Ici, on l'aime plutôt bien le camarade Dodon. Il faut dire qu'on a souvent croisé son nom ces dernières années, quand il était question de Murat dans La Montagne. Chroniques d'albums, comptes rendus de concerts, interviews (cf. la dernière en date). Le type a même le cran de tenir tête à JLM quand il le juge nécessaire (par exemple, lorsque le chanteur empêche les photographes professionnels de faire leur boulot), ce qui n'est pas si fréquent parmi les journalistes favorables à l'artiste. Du coup, on n'a pas envie de lui jeter la pierre sur ce coup-là, d'autant qu'il n'y est sans doute pour rien si les archives de son canard sont un peu "défaillantes", comme il dit.

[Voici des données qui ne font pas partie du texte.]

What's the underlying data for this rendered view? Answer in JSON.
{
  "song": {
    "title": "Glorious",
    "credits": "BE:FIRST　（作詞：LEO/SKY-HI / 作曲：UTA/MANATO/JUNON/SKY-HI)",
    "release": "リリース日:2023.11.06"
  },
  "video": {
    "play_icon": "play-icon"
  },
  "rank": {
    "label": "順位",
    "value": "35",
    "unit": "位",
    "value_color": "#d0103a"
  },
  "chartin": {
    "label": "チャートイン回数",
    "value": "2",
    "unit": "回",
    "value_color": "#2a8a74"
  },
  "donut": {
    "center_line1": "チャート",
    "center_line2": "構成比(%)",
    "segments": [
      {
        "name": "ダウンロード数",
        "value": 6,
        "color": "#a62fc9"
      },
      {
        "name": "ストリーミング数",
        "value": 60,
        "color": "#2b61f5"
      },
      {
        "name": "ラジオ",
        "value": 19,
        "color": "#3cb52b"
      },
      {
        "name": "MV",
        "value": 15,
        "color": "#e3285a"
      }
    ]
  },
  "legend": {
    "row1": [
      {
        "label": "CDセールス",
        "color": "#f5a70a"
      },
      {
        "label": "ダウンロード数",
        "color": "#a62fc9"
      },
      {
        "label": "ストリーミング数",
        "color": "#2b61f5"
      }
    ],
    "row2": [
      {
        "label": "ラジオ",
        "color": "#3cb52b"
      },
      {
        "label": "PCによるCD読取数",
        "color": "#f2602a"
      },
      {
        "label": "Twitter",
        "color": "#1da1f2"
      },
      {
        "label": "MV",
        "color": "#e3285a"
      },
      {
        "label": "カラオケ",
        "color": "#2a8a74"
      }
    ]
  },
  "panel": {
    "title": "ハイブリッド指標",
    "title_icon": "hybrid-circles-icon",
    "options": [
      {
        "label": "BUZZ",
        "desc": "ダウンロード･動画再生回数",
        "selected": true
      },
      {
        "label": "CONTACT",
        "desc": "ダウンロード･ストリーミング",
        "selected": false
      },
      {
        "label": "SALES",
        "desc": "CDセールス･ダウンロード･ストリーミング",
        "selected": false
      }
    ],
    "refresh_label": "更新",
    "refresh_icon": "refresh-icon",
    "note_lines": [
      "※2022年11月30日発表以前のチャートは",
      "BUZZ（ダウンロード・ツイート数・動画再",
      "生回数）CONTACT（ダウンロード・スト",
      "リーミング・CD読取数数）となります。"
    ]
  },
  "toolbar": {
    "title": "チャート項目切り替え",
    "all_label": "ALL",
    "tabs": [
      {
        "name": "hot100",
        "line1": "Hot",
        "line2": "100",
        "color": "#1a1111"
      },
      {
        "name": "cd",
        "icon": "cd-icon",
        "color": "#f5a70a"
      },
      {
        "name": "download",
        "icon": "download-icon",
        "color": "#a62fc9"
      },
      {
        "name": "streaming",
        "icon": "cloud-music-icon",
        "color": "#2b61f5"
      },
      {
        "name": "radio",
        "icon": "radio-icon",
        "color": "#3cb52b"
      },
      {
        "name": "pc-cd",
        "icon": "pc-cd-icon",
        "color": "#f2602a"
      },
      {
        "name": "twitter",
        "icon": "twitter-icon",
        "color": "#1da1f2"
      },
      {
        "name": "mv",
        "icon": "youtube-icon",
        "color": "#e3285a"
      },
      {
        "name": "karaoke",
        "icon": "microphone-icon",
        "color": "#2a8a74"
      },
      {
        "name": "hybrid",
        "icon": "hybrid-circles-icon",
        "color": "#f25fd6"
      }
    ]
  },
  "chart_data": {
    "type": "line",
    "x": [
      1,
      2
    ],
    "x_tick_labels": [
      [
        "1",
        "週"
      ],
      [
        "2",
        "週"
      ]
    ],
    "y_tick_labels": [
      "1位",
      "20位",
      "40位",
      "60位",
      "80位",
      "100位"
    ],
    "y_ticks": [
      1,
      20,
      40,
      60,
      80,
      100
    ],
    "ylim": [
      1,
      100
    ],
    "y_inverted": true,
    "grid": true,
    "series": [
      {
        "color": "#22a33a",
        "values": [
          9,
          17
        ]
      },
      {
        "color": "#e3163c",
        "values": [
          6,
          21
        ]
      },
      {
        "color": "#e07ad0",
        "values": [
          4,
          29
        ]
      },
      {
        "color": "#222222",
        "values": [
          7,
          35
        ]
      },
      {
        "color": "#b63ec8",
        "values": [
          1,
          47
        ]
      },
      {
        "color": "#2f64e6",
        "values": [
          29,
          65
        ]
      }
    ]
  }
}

N'empêche qu'avant-hier, Juju, il nous a bien déçus !

Ce jeudi, donc, La Montagne consacrait une pleine page au concert des Insus prévu le soir-même, au Zénith de Clermont – concert complet depuis belle lurette. Pour pimenter la partie actu, Julien Dodon et son collègue Pierre-Olivier Febvret avaient la bonne idée de faire un peu d'histoire, en revenant sur les anciens passages à Clermont de Téléphone (je ne vous rappelle pas le lien entre Téléphone et Les Insus, je suppose que vous n'étiez pas dans le coma ces douze derniers mois ?). Mais si Centre France aime ressortir de temps à autre de vieux articles dans des hors-séries sépias, vu l'état économique de la presse ces temps-ci, on se doute que le budget alloué à l'entretien et l'indexation minutieuse des archives ne doit pas être faramineux. Au final, donc, retrouver les traces de tous les passages de la bande à Aubert dans les parages s'avéra une tâche plus ardue que prévu pour nos deux apprenti-Foulhoux.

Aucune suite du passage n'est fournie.